2021年~2023年に「深作組ドイツ三部作」、「新ドイツ三部作」と銘打ち、ドイツ戯曲を立て続けに6作品上演した深作組が、新たに〈ドイツ・ヒロイン三部作〉第一弾として、この度、『ノラ‐あるいは、人形の家‐』を東京・表参道にある銕仙会能楽研修所と水戸芸術館の能舞台にて上演いたします。
『ノラ‐あるいは、人形の家‐』は、世界中の劇場で多くの名優たちによって演じ継がれてきたイプセンのリアリズム演劇の傑作「人形の家」の、マリー・フォン・ボルヒによるドイツ語訳を、深作組作品の翻訳で第16回小田島雄志・翻訳戯曲賞を受賞した大川珠季が翻訳し、現代を舞台に新たに翻案した作品で、本作品を演劇やオペラ、映像作品などで活躍する深作健太が、現代社会が抱える問題をえぐる鋭い視点でどのように演出するか注目が集まります。
主演のノラ役は、2022年に深作組「オルレアンの少女」で鮮烈な舞台主演デビューを果たし、昨年の深作組「未婚の女」でも存在感のある演技で好評を博した、アーティストとしても快進撃を続ける声優の夏川椎菜、クログスタ役には映像や舞台で活躍する川久保拓司、ノラの夫のトルヴァル役には、深作組には欠かせない宮地大介など素晴らしい出演者が集結しました。

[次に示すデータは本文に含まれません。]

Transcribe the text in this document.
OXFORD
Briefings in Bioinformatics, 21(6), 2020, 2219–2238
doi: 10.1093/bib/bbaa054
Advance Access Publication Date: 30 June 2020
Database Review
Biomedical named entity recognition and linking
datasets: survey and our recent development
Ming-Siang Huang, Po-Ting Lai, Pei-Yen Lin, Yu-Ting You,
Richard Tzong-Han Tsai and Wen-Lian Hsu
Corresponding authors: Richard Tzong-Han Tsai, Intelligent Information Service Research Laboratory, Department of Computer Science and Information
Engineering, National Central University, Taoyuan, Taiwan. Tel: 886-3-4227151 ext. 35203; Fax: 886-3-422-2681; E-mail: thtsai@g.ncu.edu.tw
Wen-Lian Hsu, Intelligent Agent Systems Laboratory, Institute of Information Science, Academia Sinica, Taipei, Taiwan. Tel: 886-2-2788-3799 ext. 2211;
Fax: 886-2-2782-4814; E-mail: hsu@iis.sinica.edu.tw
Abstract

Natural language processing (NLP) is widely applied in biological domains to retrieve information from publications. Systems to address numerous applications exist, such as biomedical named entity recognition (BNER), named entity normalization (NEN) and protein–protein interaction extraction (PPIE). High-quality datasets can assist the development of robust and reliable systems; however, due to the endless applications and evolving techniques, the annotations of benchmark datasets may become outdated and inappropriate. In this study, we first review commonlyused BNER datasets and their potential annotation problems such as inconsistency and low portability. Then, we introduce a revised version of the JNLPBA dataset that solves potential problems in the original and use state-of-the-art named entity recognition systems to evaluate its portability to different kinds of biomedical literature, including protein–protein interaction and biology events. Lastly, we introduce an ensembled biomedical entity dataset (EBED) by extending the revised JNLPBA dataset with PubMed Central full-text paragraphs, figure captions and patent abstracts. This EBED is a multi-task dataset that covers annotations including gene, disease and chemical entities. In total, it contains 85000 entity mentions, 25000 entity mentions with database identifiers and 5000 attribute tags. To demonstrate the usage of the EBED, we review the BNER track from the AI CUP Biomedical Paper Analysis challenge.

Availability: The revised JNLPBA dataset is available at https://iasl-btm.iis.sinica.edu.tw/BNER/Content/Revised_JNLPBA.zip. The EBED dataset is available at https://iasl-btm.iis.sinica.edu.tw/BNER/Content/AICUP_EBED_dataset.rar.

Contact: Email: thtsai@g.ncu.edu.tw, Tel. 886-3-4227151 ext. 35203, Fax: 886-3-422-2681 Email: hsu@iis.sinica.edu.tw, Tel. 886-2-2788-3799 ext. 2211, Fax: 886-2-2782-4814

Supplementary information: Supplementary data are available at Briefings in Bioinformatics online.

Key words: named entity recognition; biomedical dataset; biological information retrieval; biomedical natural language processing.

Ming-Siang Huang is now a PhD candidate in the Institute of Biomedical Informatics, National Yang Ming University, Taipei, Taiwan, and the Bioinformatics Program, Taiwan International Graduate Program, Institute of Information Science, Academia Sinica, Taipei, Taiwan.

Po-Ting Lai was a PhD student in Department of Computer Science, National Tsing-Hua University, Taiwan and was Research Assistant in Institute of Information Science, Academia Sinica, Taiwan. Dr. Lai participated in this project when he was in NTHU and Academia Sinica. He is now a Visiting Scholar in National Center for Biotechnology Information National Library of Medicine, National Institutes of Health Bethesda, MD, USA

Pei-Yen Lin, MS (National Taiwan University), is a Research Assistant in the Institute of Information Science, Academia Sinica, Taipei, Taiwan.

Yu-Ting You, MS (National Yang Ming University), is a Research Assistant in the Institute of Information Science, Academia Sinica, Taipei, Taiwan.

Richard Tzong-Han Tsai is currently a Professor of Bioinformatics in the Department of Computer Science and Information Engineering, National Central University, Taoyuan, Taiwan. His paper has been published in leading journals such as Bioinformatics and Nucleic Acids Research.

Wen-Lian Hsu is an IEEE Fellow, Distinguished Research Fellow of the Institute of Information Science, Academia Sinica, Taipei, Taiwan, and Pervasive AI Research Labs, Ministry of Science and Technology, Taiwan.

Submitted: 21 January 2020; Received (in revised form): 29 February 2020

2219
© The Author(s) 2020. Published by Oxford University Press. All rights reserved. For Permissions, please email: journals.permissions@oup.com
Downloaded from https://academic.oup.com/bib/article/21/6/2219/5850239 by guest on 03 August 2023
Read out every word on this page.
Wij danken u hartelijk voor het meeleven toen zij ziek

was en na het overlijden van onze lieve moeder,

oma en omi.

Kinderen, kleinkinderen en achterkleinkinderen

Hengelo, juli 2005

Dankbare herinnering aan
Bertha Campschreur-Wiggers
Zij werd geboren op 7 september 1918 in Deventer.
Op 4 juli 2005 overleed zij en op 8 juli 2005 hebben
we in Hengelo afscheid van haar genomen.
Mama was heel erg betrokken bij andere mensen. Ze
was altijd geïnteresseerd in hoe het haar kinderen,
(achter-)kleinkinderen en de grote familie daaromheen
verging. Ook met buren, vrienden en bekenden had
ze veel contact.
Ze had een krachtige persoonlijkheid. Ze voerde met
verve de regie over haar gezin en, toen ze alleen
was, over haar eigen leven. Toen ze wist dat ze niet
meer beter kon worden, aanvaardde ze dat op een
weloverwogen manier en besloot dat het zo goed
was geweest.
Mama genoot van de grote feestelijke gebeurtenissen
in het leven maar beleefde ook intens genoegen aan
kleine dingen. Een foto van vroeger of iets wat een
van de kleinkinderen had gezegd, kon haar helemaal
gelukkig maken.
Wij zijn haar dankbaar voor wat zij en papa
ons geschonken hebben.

能舞台で繰り広げられるドイツ劇がどのような化学反応を起こすのか、ご期待ください。
コメント
夏川椎菜
『ノラ‐あるいは、人形の家‐』、ノラを演じます夏川椎菜です。また深作組に参加できることをとても嬉しく思います!
「オルレアンの少女」のジャンヌ、「未婚の女」のウルリケと、どちらかといえば少女寄りの女性を演じてきましたが、今回演じるノラは(ライフステージ的な意味で)少し大人な女性になります。私自身が未だ経験していない、苦悩や感情をもっていると思うので、そこを「わからないから」と決めつけず向き合い続けたいと思います。アーティスト活動を通して、自分と向き合ってきた経験が活かされる場面も、大いにありそうだったので頑張ります!《ドイツ・ヒロイン三部作》のスタートダッシュヒロインとして、皆様の胸の中にノラをしっかり刻みつけます!!
深作健太
深作組のミューズ、ナンちゃんこと夏川椎菜さんとのコラボレーションも三作目。鮮烈な〈聖女〉役でのデビューに始まり、ついに今回は〈既婚者〉であり〈母親〉、演劇史上最大のヒロイン・ノラ役を演じていただきます。ふと稽古場で行き詰まった時、「深作組の作品って、役者がそのまま存在することが大切じゃないですか」と、共演者の皆さんに示唆を与えてくれる、頼りになる〈座長〉に成長したナンちゃん。そんな彼女と一緒に、大好きなイプセンの作品に挑める事は、演出家にとって何よりの喜びです。長い付き合いとなる素晴らしい役者の皆さん、スタッフの皆さんも揃いました。今回の大千秋楽は、御縁の深い水戸芸術館ACM劇場にて行われます。現代のノラが、どんな風に〈能舞台〉の上に現れるのか? ぜひ皆様、劇場で目撃してくださいませ。
現代のベルリン。クリスマスの三日間の物語。
優しい夫と一人娘に囲まれ、何不自由ない生活を送っているノラ。
夫のトルヴァルは年明けから、銀行の頭取への就任が決まり、人生の〈勝ち組〉である事が約束されている。しかしノラの瞳はどこか暗い。
ひさしぶりに再会したクリスティーネに、ノラはかつて夫が病気になった時、弁護士のクログスタから借金をして救った過去を打ち明ける。
実はノラはその際に、父のサインを偽造していた。
トルヴァルの就任によって解雇が決まった〈負け組〉のクログスタは、解雇が撤回されなければ、ノラの不正を暴露すると脅す。
クリスマスが終わり、運命の時が迫る――
「何千万、何億、何十億という〈女〉が、自分を犠牲にしてきた……」
現代のノラは、〈人形〉ではなくひとりの〈人間〉として、安住の地を旅立ち、どこへ向かうのであろうか?